14 Ocak 2008

Marksist-Leninist cunta, Cemal Madanoğlu, ve ekibi - 12/12

1980'DEN GÜNÜMÜZE

12 Eylül 1980 ihtilaliyle birlikte MHP, darbecilerin öncelikli hedefleri arasında yer aldı. Ankara Sıkıyönetim Komutanlığı bünyesinde çalışan Başsavcı Nurettin Soyer'in emrinde çalışan Pol-Der'li işkenceci timler, kanunsuz bir şekilde ihtilal gecesi MHP genel merkezini bastılar. Binada bulunan Gençlik Kolları Genel Başkan Vekili İsmet Mirzaoğlu ve Gençlik Kolları mensuplarından Osman Yurt ile birlikte 8 ülkücü gözaltına alındı. Oysa o gece MHP hariç hiçbir siyasi parti basılmamış, aranmamıştı. Üstelik bir siyasi partinin aranması, ancak MGK'dan çıkan emir doğrultusunda gerçekleştirilirdi. İhtilal sabahı saat 10:00'da aranacaktı tüm siyasi partilerin genel merkezleri. Ancak MHP, sabaha karşı 02.30'da baskına uğradı. Nurettin Soyer'in yanı sıra, Pol-Der'li Zeki Kaman ve Dürüst Oktay (bu iki isim, Dev-Yol davasının sanıklarıydılar) gibi komiserlerin de baskında yer almaları, gerçek niyeti ortaya koyuyordu.
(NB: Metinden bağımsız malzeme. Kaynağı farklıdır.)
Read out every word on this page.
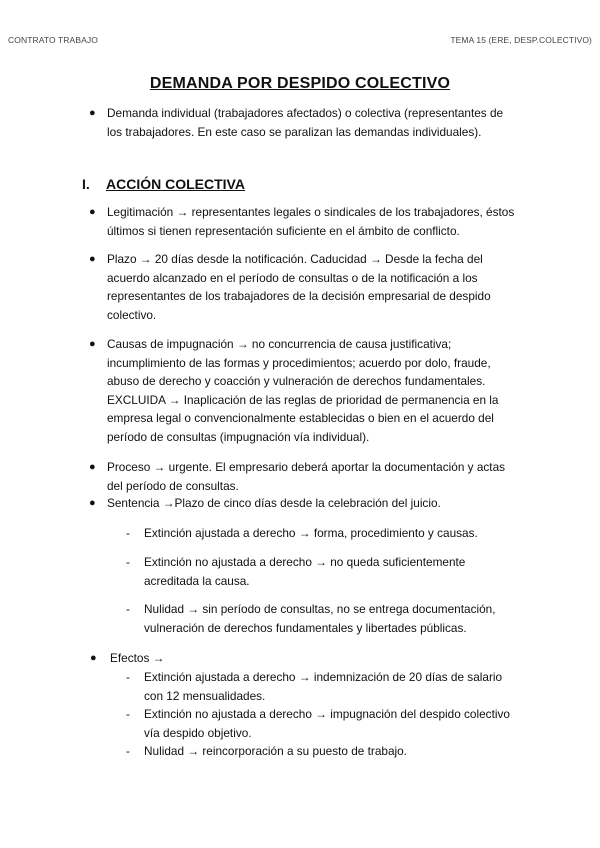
CONTRATO TRABAJO	TEMA 15 (ERE, DESP.COLECTIVO)
DEMANDA POR DESPIDO COLECTIVO
● Demanda individual (trabajadores afectados) o colectiva (representantes de
los trabajadores. En este caso se paralizan las demandas individuales).
I. ACCIÓN COLECTIVA
● Legitimación → representantes legales o sindicales de los trabajadores, éstos
últimos si tienen representación suficiente en el ámbito de conflicto.
● Plazo → 20 días desde la notificación. Caducidad → Desde la fecha del
acuerdo alcanzado en el período de consultas o de la notificación a los
representantes de los trabajadores de la decisión empresarial de despido
colectivo.
● Causas de impugnación → no concurrencia de causa justificativa;
incumplimiento de las formas y procedimientos; acuerdo por dolo, fraude,
abuso de derecho y coacción y vulneración de derechos fundamentales.
EXCLUIDA → Inaplicación de las reglas de prioridad de permanencia en la
empresa legal o convencionalmente establecidas o bien en el acuerdo del
período de consultas (impugnación vía individual).
● Proceso → urgente. El empresario deberá aportar la documentación y actas
del período de consultas.
● Sentencia →Plazo de cinco días desde la celebración del juicio.
- Extinción ajustada a derecho → forma, procedimiento y causas.
- Extinción no ajustada a derecho → no queda suficientemente
acreditada la causa.
- Nulidad → sin período de consultas, no se entrega documentación,
vulneración de derechos fundamentales y libertades públicas.
● Efectos →
- Extinción ajustada a derecho → indemnización de 20 días de salario
con 12 mensualidades.
- Extinción no ajustada a derecho → impugnación del despido colectivo
vía despido objetivo.
- Nulidad → reincorporación a su puesto de trabajo.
Aramalar 12 Eylül'den 8 Ekim'e kadar sistemli bir şekilde sürdürüldü. Bu uygulamanın kanunsuz olduğu, "Siyasi partiler hakkında soruşturma açılması için emir verme yetkim yoktu. 12 Eylül günü, tali bölge sıkıyönetim komutanlığı yapan bir general telefon ederek Bahçelievler'deki MHP Gençlik Kolları Genel Merkezi'nin alt katının hastane olarak kullanıldığını Adli Müşavirliğe bildirdi: Belirtilen adrese bir savcı gönderilmesi istenmiş, ancak Başsavcı Nurettin Soyer kanunsuz olarak, MHP Genel Merkezini aramış" açıklamasını yapan dönemin Ankara Sıkıyönetim Komutanı Recep Ergun tarafından yıllar sonra da itiraf edildi.

27 Mayıs darbesini yapan MBK içinde yer alan ve 12 Mart tecrübesini de yaşayan MHP lideri Türkeş, 12 Eylül'ü temkinli karşılamış, üç gün süreyle teslim olmamıştı. 15 Eylül sabahı teslim olan Türkeş, sabahın erken saatlerinde önce İzmir'e, oradan da Uzunada'ya götürüldü. Burada Erbakan'la birlikte kalan Türkeş 25 gün sonra Ankara Mamak Sıkıyönetim Savcılığı'na getirildi. Sıkıyönetim Başsavcısı Nurettin Soyer tarafından saatlerce sorgulanan Türkeş, tutuklanarak cezaevine konuldu. Türkeş'le birlikte yüzlerce MHP yöneticisi ve Ülkücü de tutuklanmıştı.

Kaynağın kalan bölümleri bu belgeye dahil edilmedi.